The first radical change for which I argue is the introduction of total transparency. By that I mean that all advice and every single piece of data upon which decisions are taken or advice is given is made public instantly so that it can be understood and evaluated. On Tuesday on the radio, most elected politicians sadly admitted that they had no access to Nphet’s data, raw or distilled, or to Nphet’s briefing or advice.
What is, for example, the exact benefit and cost of closing down most retail activity?
If decisions are to be taken by the Government on the basis of Nphet data, modelling, projections and advice, is there any case for one comma of it to be kept secret? Is there any justification for according Nphet the function of sole State advocate or editor or interpreter of unseen data or propagator of secret proposals?
Second, we need urgently an economic emergency sectoral team which can assess and minimise the disastrous side-effects of purely public health strategies, and estimate accurately the price we are exacting for accepting Nphet advice. What is, for example, the exact benefit and cost of closing down most retail activity? Are all factories vectors of community transmission?
Psychological damage
Third, we need another emergency team that researches, quantifies and advises on other health issues involved in lockdowns, such as mental health, non-Covid deaths, suicides, psychological damage of lockdowns and socio-cultural destruction.
We need press conferences where these different teams give us separate information and data with the same publicity as the Nphet events.
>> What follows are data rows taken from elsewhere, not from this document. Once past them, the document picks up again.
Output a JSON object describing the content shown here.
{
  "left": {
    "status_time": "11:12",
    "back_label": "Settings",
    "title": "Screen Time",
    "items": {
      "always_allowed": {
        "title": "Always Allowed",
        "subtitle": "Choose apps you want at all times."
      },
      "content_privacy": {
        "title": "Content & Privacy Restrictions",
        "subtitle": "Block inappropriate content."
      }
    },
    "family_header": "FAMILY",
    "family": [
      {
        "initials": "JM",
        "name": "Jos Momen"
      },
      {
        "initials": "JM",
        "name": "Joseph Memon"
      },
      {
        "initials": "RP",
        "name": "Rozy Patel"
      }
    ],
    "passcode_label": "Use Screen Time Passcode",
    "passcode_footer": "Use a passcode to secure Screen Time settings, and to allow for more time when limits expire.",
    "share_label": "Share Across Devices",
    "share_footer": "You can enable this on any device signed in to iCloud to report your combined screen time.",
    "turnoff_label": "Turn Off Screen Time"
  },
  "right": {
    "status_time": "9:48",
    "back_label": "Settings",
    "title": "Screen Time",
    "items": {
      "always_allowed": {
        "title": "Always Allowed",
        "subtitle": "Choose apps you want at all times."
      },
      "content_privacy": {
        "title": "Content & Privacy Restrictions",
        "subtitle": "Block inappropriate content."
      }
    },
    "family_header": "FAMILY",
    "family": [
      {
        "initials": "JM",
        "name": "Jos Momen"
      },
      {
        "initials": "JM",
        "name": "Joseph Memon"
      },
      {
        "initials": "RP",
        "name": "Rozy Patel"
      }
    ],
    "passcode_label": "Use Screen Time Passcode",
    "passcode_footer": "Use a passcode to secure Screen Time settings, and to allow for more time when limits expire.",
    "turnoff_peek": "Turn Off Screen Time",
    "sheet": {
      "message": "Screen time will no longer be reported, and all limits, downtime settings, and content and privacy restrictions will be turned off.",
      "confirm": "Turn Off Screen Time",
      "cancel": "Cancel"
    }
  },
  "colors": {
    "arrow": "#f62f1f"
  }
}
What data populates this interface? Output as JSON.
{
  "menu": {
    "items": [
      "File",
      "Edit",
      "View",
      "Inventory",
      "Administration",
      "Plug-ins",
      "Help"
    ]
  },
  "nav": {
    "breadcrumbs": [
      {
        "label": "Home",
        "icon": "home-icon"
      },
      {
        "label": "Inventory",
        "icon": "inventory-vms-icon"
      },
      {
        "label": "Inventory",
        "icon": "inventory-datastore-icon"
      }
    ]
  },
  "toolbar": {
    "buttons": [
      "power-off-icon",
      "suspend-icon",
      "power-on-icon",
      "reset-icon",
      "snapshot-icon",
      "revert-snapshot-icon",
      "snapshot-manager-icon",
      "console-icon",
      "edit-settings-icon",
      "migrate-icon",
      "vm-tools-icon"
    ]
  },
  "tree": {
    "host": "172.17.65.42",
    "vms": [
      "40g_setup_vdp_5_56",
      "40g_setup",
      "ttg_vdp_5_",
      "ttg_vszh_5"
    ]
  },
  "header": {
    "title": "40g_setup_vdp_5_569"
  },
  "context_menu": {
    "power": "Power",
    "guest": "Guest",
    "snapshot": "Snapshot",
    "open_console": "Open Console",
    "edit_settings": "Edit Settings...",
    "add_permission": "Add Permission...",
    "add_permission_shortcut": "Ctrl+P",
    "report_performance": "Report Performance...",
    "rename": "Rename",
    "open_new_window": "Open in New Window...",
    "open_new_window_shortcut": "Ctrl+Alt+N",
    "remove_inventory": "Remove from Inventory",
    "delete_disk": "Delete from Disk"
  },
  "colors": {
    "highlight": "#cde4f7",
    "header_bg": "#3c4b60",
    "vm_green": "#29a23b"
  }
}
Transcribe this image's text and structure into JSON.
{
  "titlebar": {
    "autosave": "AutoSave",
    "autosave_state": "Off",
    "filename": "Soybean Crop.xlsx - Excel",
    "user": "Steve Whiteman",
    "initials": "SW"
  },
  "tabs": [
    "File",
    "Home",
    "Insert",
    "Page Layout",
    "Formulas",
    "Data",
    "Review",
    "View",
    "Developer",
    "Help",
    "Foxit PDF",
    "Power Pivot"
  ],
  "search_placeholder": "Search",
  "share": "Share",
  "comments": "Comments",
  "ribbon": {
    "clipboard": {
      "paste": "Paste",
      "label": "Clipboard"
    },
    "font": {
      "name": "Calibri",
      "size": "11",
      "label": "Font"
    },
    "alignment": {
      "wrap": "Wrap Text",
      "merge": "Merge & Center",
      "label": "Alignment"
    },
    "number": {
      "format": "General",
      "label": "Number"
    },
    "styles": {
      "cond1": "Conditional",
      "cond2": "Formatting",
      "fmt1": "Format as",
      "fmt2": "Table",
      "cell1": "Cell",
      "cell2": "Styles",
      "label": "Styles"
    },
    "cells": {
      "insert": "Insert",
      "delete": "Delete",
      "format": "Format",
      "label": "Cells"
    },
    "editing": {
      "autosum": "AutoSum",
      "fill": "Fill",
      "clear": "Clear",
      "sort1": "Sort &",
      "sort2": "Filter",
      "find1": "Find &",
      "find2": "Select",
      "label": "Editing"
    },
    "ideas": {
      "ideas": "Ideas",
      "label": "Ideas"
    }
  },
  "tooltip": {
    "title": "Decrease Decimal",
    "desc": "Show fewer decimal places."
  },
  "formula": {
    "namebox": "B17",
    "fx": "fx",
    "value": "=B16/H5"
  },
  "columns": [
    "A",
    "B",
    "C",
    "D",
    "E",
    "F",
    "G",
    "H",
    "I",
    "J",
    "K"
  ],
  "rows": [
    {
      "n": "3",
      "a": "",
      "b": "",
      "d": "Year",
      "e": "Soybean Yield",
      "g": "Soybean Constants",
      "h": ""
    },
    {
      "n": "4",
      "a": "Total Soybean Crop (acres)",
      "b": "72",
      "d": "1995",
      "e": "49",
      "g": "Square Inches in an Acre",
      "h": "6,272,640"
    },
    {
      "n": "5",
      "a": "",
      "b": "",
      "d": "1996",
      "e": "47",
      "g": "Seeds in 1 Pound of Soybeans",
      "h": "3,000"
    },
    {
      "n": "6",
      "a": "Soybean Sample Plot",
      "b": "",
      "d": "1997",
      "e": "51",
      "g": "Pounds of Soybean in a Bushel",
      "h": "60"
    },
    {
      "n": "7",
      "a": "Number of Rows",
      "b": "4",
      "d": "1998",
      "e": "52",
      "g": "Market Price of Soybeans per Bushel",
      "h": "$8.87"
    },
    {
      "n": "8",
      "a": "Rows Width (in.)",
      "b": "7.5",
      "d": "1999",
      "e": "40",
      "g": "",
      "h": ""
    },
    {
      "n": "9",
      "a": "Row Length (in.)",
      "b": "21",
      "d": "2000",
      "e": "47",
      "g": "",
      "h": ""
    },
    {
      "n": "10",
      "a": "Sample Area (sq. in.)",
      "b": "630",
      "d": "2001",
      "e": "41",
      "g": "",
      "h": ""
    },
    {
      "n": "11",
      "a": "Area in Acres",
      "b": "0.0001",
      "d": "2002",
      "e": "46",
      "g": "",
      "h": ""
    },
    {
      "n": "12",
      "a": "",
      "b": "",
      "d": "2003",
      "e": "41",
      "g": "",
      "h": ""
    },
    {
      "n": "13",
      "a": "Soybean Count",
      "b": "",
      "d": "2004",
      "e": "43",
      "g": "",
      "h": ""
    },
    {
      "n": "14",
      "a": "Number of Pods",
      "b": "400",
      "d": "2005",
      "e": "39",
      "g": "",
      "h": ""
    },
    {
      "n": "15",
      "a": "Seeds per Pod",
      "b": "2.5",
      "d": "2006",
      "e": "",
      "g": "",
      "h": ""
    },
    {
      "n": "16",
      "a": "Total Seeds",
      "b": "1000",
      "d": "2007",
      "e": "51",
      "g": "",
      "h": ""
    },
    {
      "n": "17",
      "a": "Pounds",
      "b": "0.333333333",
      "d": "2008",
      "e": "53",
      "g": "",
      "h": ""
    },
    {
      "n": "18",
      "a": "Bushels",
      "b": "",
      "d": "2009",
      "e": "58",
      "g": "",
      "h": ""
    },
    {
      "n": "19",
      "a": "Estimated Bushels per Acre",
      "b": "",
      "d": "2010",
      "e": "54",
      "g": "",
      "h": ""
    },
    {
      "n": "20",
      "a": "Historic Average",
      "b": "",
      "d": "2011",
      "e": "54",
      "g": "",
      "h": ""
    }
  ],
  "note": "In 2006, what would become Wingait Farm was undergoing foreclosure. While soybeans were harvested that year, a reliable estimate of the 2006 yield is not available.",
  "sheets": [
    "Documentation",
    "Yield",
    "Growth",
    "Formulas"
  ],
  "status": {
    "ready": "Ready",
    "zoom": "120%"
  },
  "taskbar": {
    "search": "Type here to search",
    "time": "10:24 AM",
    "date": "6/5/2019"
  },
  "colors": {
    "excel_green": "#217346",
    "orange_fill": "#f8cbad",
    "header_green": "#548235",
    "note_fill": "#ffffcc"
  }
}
With Nphet allies being granted access to the airwaves to predict 20,000 or 30,000 deaths as has recently happened, surely we are entitled to know exactly what scenarios were painted by Nphet for the Government’s consideration - and in minute detail? We know that some of their advice around nursing homes has been wrong in the past. Likewise, we know that they have flip-flopped dramatically on the safety and utility of mask-wearing.
Exactly what were the proportions of the projected crisis that they outlined to the Government which persuaded Ministers including the sceptical Leo Varadkar to “come on board” the Nphet agenda?
Living with and minimising Covid must have at its heart a really strong testing and tracing system
Are we entitled now to know whether they really do predict that in six weeks the daily rate of infections will fall to 50, justifying a relaxation in the Level-5 lockdown in the run-up to Christmas? Has Nphet predicted that a further lockdown will probably be required immediately after Christmas? What are the probabilities of these events, according to Nphet? Are we entering an era of Groundhog Day lockdowns strongly condemned by the World Health Organisation?
Utter failure
What so often happens is that targets are fixed at a political level which the administrative organs of the State simply hope will happen rather than make happen. The utter failure of the test-and-trace plans of the HSE (or should that be the Department of Health or someone else?) is a case in point. Living with and minimising Covid must have at its heart a really strong testing and tracing system. The United Kingdom has been just as inept as we have been.
On September 3rd, RTÉ broadcast an item about an unfortunate young doctor who contracted Covid at the age of 23. The nation was informed in detail of the very serious effects and the dangers he encountered during his treatment. A month later, the same young doctor was presented by Nphet at its daily press conference to repeat his sorry tale. That demonstrates that Nphet does not consider itself to be a purely advisory body to the Government, but also accords itself an advocacy role.
If lockdowns, as WHO now states, are only defensible as temporary measures to buy time to mobilise and organise health resources, the next few weeks should be used to do that but also to reorganise the decision-making and accountability of our political control of the health sector. The alternative is sustained failure. Leading to social and economic disaster.